Terlepas dari identitas tokoh leluhur dan segala kekeramatan yang disematkan, kita bisa mendapatkan makna-makna kebaikan, khususnya makna eko-kultural, dari keberadaan Makam Dowo. Apa yang saya maksud dengan makna eko-kultural adalah makna yang berkaitan dengan relasi antara praktik budaya (religi) yang dijalankan oleh warga dan kepentingan pelestarian lingkungan alam.
Setidaknya warga dusun dari masa lalu hingga masa kini bisa kita baca terus membangun keterikatan dengan bumi tempat mereka hidup.
Dengan tanda komunal berupa makam atau situs leluhur mereka memiliki tempat indah untuk nyekar, "menaburkan bunga untuk bumi dengan doa-doa baik." Itu merupakan bentuk penghormatan terhadap bumi yang begitu setia menemani perjalanan manusia, tanpa meminta apapun.
Penyematan label leluhur meskipun tanpa nama bisa dibaca sebagai cara mereka untuk memperkuat ikatan dengan orang-orang pendahulu yang telah menghadirkan kehidupan dan kebaikan di wilayah ini. Dengan ikatan itulah mereka bisa belajar untuk terus mempertahankan dan memperjuangkan kawasan pemukiman dan pertanian untuk generasi penerus.

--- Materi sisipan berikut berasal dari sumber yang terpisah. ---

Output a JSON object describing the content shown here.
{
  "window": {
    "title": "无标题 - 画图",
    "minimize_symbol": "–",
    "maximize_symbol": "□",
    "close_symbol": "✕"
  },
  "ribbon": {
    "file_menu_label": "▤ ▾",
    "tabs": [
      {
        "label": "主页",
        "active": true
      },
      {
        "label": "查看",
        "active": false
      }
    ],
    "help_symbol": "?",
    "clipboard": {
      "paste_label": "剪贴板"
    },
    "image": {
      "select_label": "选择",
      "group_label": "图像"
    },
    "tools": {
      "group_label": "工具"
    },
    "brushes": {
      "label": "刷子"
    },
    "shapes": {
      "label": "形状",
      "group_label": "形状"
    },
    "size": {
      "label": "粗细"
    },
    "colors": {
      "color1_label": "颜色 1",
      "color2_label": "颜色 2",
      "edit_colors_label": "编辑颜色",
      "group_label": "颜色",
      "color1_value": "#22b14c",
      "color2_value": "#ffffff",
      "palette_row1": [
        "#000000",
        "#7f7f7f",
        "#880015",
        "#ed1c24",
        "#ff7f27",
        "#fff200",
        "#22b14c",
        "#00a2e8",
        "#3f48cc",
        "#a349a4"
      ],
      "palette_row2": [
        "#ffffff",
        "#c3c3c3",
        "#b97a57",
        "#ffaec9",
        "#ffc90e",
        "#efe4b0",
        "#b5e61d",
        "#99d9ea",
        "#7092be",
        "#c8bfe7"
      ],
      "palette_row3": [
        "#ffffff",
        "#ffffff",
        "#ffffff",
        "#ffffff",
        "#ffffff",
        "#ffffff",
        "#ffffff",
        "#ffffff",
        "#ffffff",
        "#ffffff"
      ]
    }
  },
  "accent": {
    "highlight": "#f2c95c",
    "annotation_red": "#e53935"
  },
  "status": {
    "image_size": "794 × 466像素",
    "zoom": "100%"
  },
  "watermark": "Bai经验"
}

Keberadaan pohon besar di kawasan Makam Dowo, sebagaimana juga di banyak kuburan dusun di Lamongan, menghadirkan relasi timbal-balik dalam sebuah ekosistem. Di satu sisi, pohon-pohon besar menjadi penanda komunal dan kultural bagi warga akan tempat leluhur di makamkan.Â
Di sisi lain, rasa hormat terhadap makam leluhur dan segenap kekeramatan yang disematkan menjadikan warga tidak berani menebang pohon besar ataupun pohon lain di Makam Dowo.
Dengan demikian, kehidupan pohon-pohon itu tetap bisa terjaga dengan baik, sehingga mereka pun terus bisa memberikan kebaikan kepada warga dusun.